À peine installé à Matignon, Sébastien Lecornu doit déjà composer avec un climat de défiance. Son silence sur des dossiers brûlants comme la réforme des retraites ou la fiscalité alimente critiques et soupçons, tandis que l’opinion publique attend des réponses claires à des inquiétudes grandissantes.
Comme ses prédécesseurs à Matignon, Sébastien Lecornu se heurte au dossier explosif de la réforme des retraites, véritable point de crispation sociale depuis le début du second quinquennat d’Emmanuel Macron. L’âge légal repoussé à 64 ans, combiné à la crainte d’une diminution des pensions minimales, nourrit la colère des Français les plus modestes. Pour beaucoup de retraités et de futurs retraités, cette réforme symbolise la perte d’un horizon de sérénité en fin de carrière.
Le malaise des classes populaires et des séniors
Pour les détracteurs du Premier ministre, ce mutisme est perçu comme un « crachat à la figure » des Français, selon les termes rapportés par La Dépêche. Les séniors, déjà fragilisés par l’inflation et la stagnation du pouvoir d’achat, voyaient dans cette réforme un espoir de réajustement. Au lieu de cela, la réforme renforce l’idée d’une précarisation programmée. Comme le souligne le politologue Frédéric Dabi, Lecornu a certes « fait taire un bruit de fond », mais au prix d’un silence jugé assourdissant par ses opposants.

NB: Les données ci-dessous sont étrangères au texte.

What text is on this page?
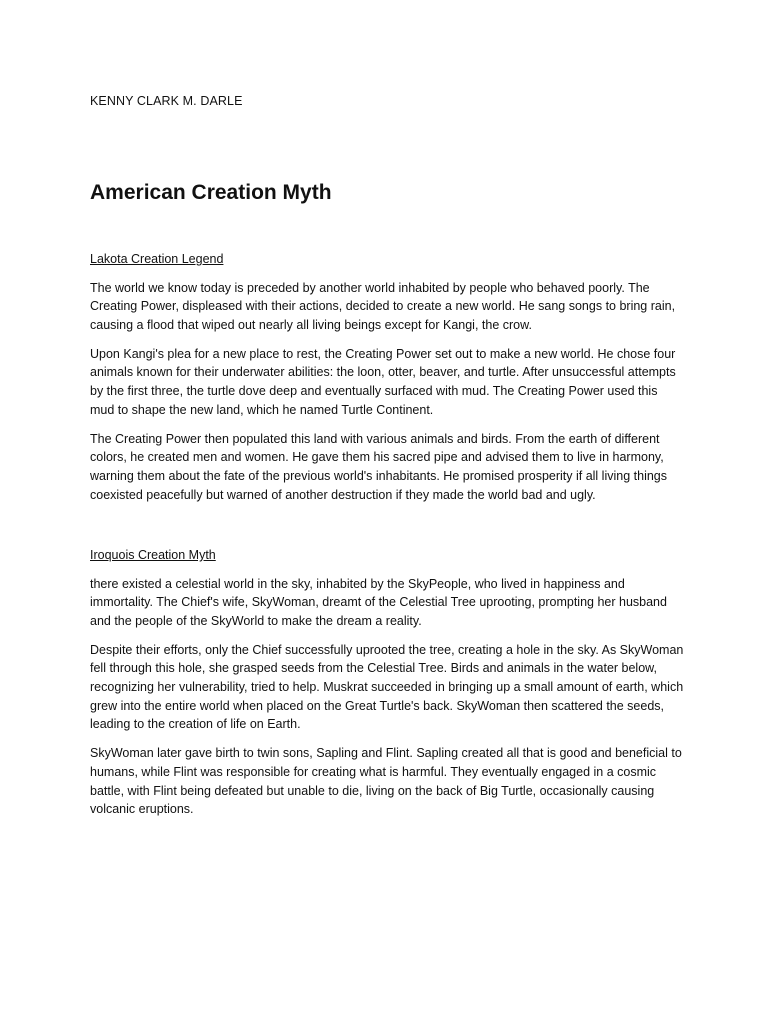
KENNY CLARK M. DARLE
American Creation Myth
Lakota Creation Legend

The world we know today is preceded by another world inhabited by people who behaved poorly. The Creating Power, displeased with their actions, decided to create a new world. He sang songs to bring rain, causing a flood that wiped out nearly all living beings except for Kangi, the crow.

Upon Kangi's plea for a new place to rest, the Creating Power set out to make a new world. He chose four animals known for their underwater abilities: the loon, otter, beaver, and turtle. After unsuccessful attempts by the first three, the turtle dove deep and eventually surfaced with mud. The Creating Power used this mud to shape the new land, which he named Turtle Continent.

The Creating Power then populated this land with various animals and birds. From the earth of different colors, he created men and women. He gave them his sacred pipe and advised them to live in harmony, warning them about the fate of the previous world's inhabitants. He promised prosperity if all living things coexisted peacefully but warned of another destruction if they made the world bad and ugly.

Iroquois Creation Myth

there existed a celestial world in the sky, inhabited by the SkyPeople, who lived in happiness and immortality. The Chief's wife, SkyWoman, dreamt of the Celestial Tree uprooting, prompting her husband and the people of the SkyWorld to make the dream a reality.

Despite their efforts, only the Chief successfully uprooted the tree, creating a hole in the sky. As SkyWoman fell through this hole, she grasped seeds from the Celestial Tree. Birds and animals in the water below, recognizing her vulnerability, tried to help. Muskrat succeeded in bringing up a small amount of earth, which grew into the entire world when placed on the Great Turtle's back. SkyWoman then scattered the seeds, leading to the creation of life on Earth.

SkyWoman later gave birth to twin sons, Sapling and Flint. Sapling created all that is good and beneficial to humans, while Flint was responsible for creating what is harmful. They eventually engaged in a cosmic battle, with Flint being defeated but unable to die, living on the back of Big Turtle, occasionally causing volcanic eruptions.
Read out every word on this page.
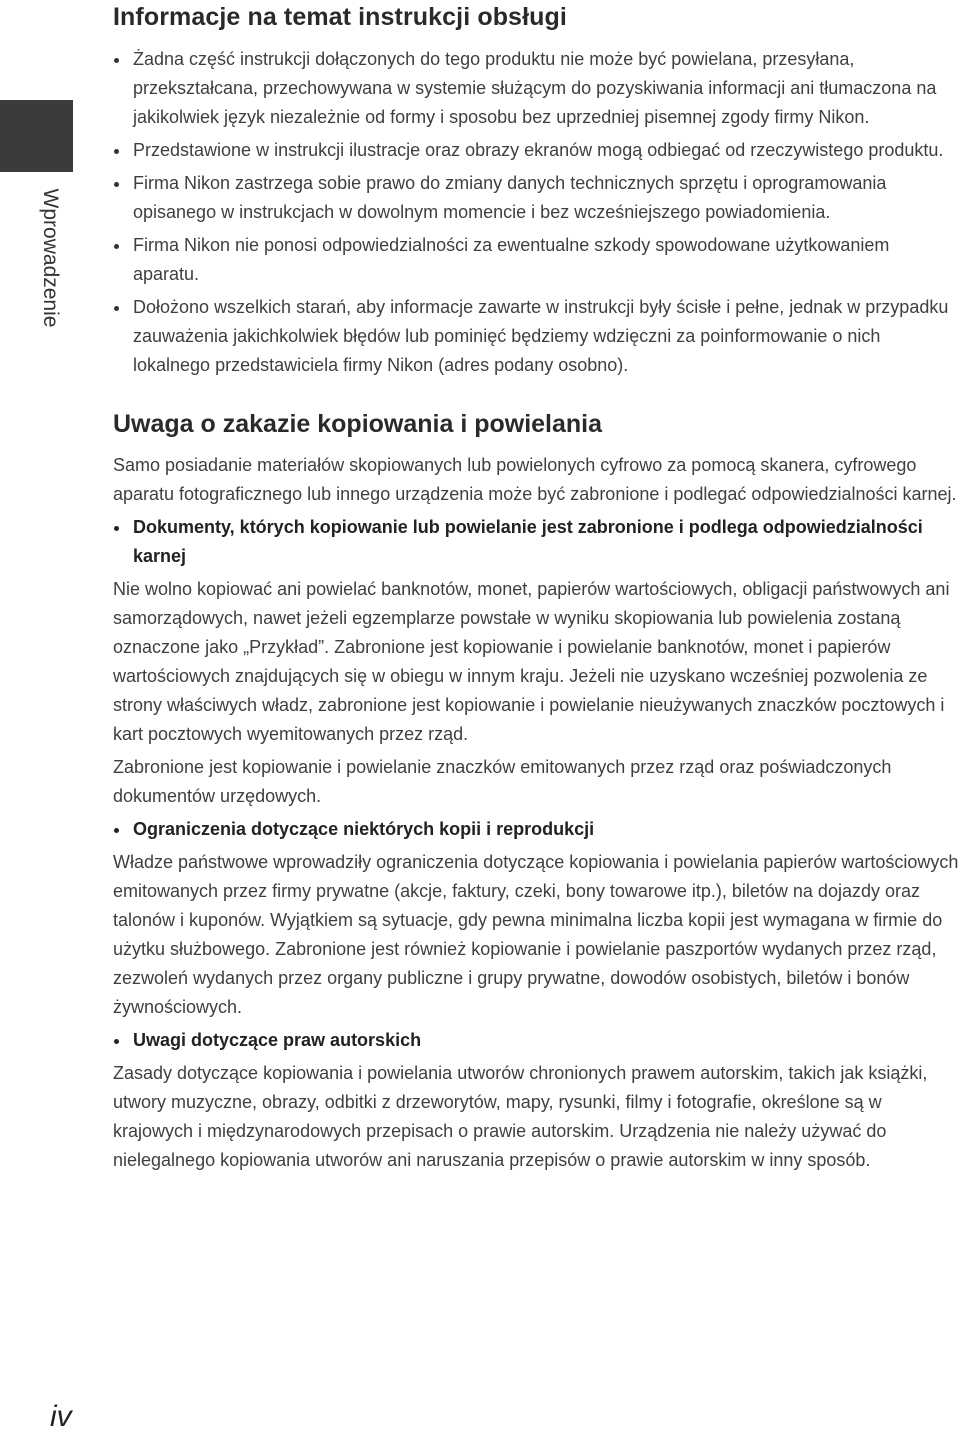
Wprowadzenie
iv
Informacje na temat instrukcji obsługi
Żadna część instrukcji dołączonych do tego produktu nie może być powielana, przesyłana, przekształcana, przechowywana w systemie służącym do pozyskiwania informacji ani tłumaczona na jakikolwiek język niezależnie od formy i sposobu bez uprzedniej pisemnej zgody firmy Nikon.
Przedstawione w instrukcji ilustracje oraz obrazy ekranów mogą odbiegać od rzeczywistego produktu.
Firma Nikon zastrzega sobie prawo do zmiany danych technicznych sprzętu i oprogramowania opisanego w instrukcjach w dowolnym momencie i bez wcześniejszego powiadomienia.
Firma Nikon nie ponosi odpowiedzialności za ewentualne szkody spowodowane użytkowaniem aparatu.
Dołożono wszelkich starań, aby informacje zawarte w instrukcji były ścisłe i pełne, jednak w przypadku zauważenia jakichkolwiek błędów lub pominięć będziemy wdzięczni za poinformowanie o nich lokalnego przedstawiciela firmy Nikon (adres podany osobno).
Uwaga o zakazie kopiowania i powielania

Samo posiadanie materiałów skopiowanych lub powielonych cyfrowo za pomocą skanera, cyfrowego aparatu fotograficznego lub innego urządzenia może być zabronione i podlegać odpowiedzialności karnej.

Dokumenty, których kopiowanie lub powielanie jest zabronione i podlega odpowiedzialności karnej

Nie wolno kopiować ani powielać banknotów, monet, papierów wartościowych, obligacji państwowych ani samorządowych, nawet jeżeli egzemplarze powstałe w wyniku skopiowania lub powielenia zostaną oznaczone jako „Przykład”. Zabronione jest kopiowanie i powielanie banknotów, monet i papierów wartościowych znajdujących się w obiegu w innym kraju. Jeżeli nie uzyskano wcześniej pozwolenia ze strony właściwych władz, zabronione jest kopiowanie i powielanie nieużywanych znaczków pocztowych i kart pocztowych wyemitowanych przez rząd.

Zabronione jest kopiowanie i powielanie znaczków emitowanych przez rząd oraz poświadczonych dokumentów urzędowych.

Ograniczenia dotyczące niektórych kopii i reprodukcji

Władze państwowe wprowadziły ograniczenia dotyczące kopiowania i powielania papierów wartościowych emitowanych przez firmy prywatne (akcje, faktury, czeki, bony towarowe itp.), biletów na dojazdy oraz talonów i kuponów. Wyjątkiem są sytuacje, gdy pewna minimalna liczba kopii jest wymagana w firmie do użytku służbowego. Zabronione jest również kopiowanie i powielanie paszportów wydanych przez rząd, zezwoleń wydanych przez organy publiczne i grupy prywatne, dowodów osobistych, biletów i bonów żywnościowych.

Uwagi dotyczące praw autorskich

Zasady dotyczące kopiowania i powielania utworów chronionych prawem autorskim, takich jak książki, utwory muzyczne, obrazy, odbitki z drzeworytów, mapy, rysunki, filmy i fotografie, określone są w krajowych i międzynarodowych przepisach o prawie autorskim. Urządzenia nie należy używać do nielegalnego kopiowania utworów ani naruszania przepisów o prawie autorskim w inny sposób.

Une équation fiscale explosive : la taxe Zucman
À cette tension sociale s’ajoute la question de la dette publique et des recettes fiscales. Le gouvernement a promis de ne pas augmenter les impôts, mais la proposition d’une taxe Zucman sur les ultra-riches a déclenché une levée de boucliers. Pour l’opposition de gauche, il s’agit d’un levier de justice sociale ; pour la droite et les milieux économiques, d’un risque de fuite des capitaux. Lecornu se retrouve donc pris en étau entre deux camps irréconciliables, incapable pour l’instant de trancher.
Une stratégie du silence critiquée
Selon ses proches, Sébastien Lecornu adopte une stratégie pragmatique et patiente : laisser retomber la colère avant de proposer des compromis ciblés. Ses soutiens le présentent comme un « préfigurateur », bâtissant lentement les accords nécessaires, quitte à avancer par « petits bouts » pour dénouer les points de tension. Mais pour l’opposition, cette méthode s’apparente à de l’immobilisme. « Tout le monde est très remonté contre Lecornu parce que, pour l’instant, il ne nous a rien dit », dénonce un député socialiste, quand le RN prévient qu’il faudra des réponses nettes dès la rentrée parlementaire du 1er octobre.

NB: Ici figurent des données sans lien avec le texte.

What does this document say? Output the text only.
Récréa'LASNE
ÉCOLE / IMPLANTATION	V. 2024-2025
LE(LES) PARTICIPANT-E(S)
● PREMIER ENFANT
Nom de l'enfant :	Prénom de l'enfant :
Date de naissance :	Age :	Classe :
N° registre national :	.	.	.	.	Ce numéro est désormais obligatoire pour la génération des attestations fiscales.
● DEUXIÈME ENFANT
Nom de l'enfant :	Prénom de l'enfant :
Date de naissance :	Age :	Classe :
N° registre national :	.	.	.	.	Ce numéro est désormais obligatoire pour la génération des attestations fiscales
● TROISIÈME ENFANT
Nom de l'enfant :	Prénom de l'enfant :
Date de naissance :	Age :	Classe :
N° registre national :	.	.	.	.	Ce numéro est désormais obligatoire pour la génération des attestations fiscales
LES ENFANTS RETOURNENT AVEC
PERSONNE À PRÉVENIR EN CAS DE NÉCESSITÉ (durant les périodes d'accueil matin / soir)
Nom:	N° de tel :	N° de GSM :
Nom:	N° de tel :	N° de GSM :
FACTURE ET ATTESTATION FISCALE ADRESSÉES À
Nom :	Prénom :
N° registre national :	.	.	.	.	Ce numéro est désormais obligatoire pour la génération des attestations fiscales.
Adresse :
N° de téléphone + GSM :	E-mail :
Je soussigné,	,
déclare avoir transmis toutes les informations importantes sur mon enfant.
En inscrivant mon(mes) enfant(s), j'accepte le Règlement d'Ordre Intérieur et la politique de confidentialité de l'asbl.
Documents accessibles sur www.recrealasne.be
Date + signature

Un avenir politique incertain
En choisissant la prudence et le mutisme, Sébastien Lecornu prend le risque de laisser s’installer une défiance durable. Dans un contexte où chaque Premier ministre semble sacrifié sur l’autel de la réforme des retraites, son mandat démarre sous haute tension. La véritable épreuve viendra avec le débat budgétaire et les arbitrages fiscaux, qui diront si son silence était une stratégie payante ou le signe d’une impuissance à gouverner.